Michael R. Berren Ph.D.1, Kimberly R. Hill B.S.1, Elizabeth Merikle M.A.1, Noel Gonzalez M.Ed.1, and José Santiago M.D.2

1 Arizona Center for Clinical Management, 4575 East Broadway, Tucson, Arizona 85711
2 University of Arizona School of Medicine in Tucson

As has been found in a variety of other studies, the mortality rate for the seriously mentally ill population was more than twice the mortality rate for individuals in a comparable general population. Furthermore, although the increased mortality rate for the seriously mentally ill population was not constant across all causes of death, it was at least double that of the general population in seven of eight categories. The difference was greater for unnatural causes of death than for natural causes (SMRs=4.4 and 1.7, respectively), with the rates of deaths related to HIV showing the largest difference (SMR=6.1). The only cause of death that showed a greater(but nonsignificantly greater) rate in the general population was neoplasms (SMR=O.6).
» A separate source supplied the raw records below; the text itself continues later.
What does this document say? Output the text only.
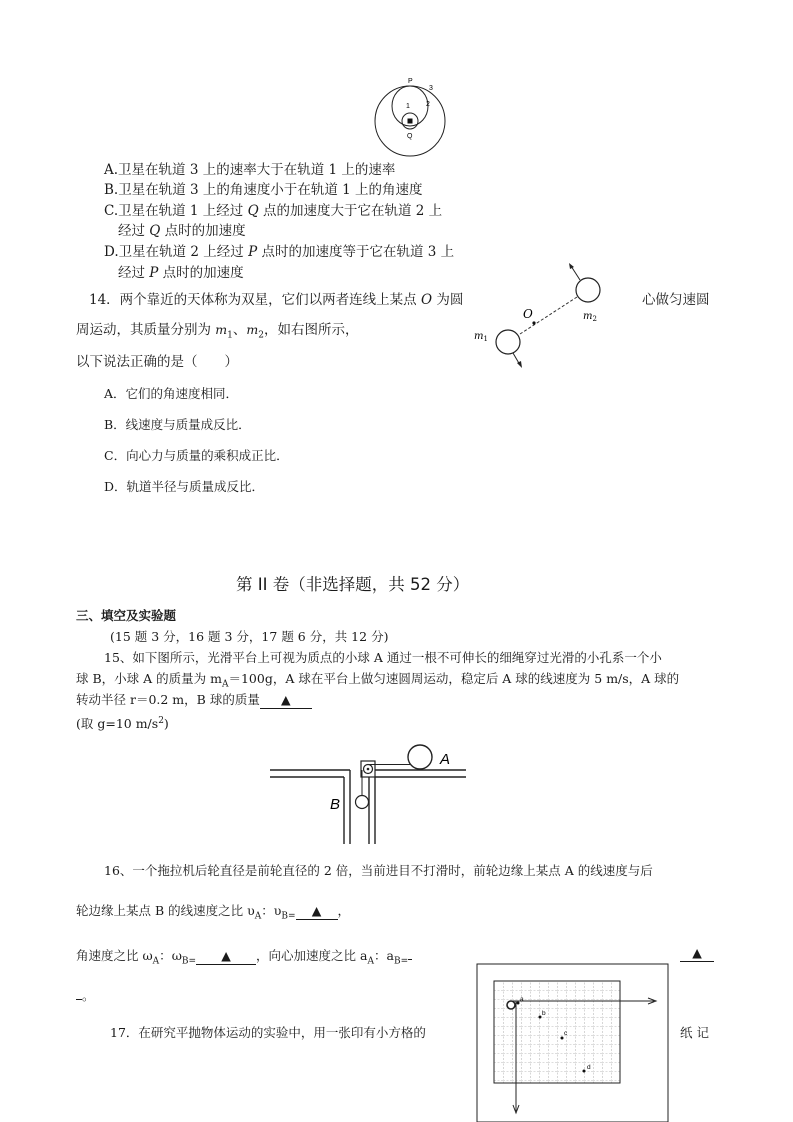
3
2
1
P
Q
A.卫星在轨道 3 上的速率大于在轨道 1 上的速率
B.卫星在轨道 3 上的角速度小于在轨道 1 上的角速度
C.卫星在轨道 1 上经过 Q 点的加速度大于它在轨道 2 上
经过 Q 点时的加速度
D.卫星在轨道 2 上经过 P 点时的加速度等于它在轨道 3 上
经过 P 点时的加速度
14．两个靠近的天体称为双星，它们以两者连线上某点 O 为圆	心做匀速圆
周运动，其质量分别为 $m_1$、$m_2$，如右图所示，
以下说法正确的是（　　）
A．它们的角速度相同．
B．线速度与质量成反比．
C．向心力与质量的乘积成正比．
D．轨道半径与质量成反比．
O	$m_2$
$m_1$
第 II 卷（非选择题，共 52 分）
三、填空及实验题
(15 题 3 分，16 题 3 分，17 题 6 分，共 12 分)
15、如下图所示，光滑平台上可视为质点的小球 A 通过一根不可伸长的细绳穿过光滑的小孔系一个小
球 B，小球 A 的质量为 $m_A=100g$，A 球在平台上做匀速圆周运动，稳定后 A 球的线速度为 5 m/s，A 球的
转动半径 r＝0.2 m，B 球的质量 ▲
(取 g=10 $m/s^2$)
A
B
16、一个拖拉机后轮直径是前轮直径的 2 倍，当前进目不打滑时，前轮边缘上某点 A 的线速度与后
轮边缘上某点 B 的线速度之比 $\upsilon_A$：$\upsilon_{B=}$ ▲ ，
角速度之比 $\omega_A$：$\omega_{B=}$ ▲ ，向心加速度之比 $a_A$：$a_{B=}$
▲
。
17．在研究平抛物体运动的实验中，用一张印有小方格的	纸 记
a
b
c
d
The finding that the seriously mentally ill population has a higher mortality rate than the general population is of less importance than is future research to identify the underlying reasons for this heightened mortality risk. This research is necessary before we can explore strategies to reduce mortality rates.

A variety of alternative explanations for the high mortality rate in the seriously mentally ill population are possible. The high rate of alcohol and other drug use in this population can result in an increased incidence of death by both natural causes, such as liver and cardiac problems, and unnatural causes, such as accidents, suicide, and homicide. Substance abuse can also be hypothesized to contribute to increased HIV risk. We are also aware that confounding factors associated with the consequences of serious mental illness might help explain the high mortality rate. Such factors include lower socioeconomic status and fewer natural supports, which in turn result in increased vulnerability and risk for morbidity.

However, it is clear that even if we were to prevent suicide in the most vulnerable of seriously mentally ill patients, the susceptibility of death from a variety of other causes would remain remarkably high.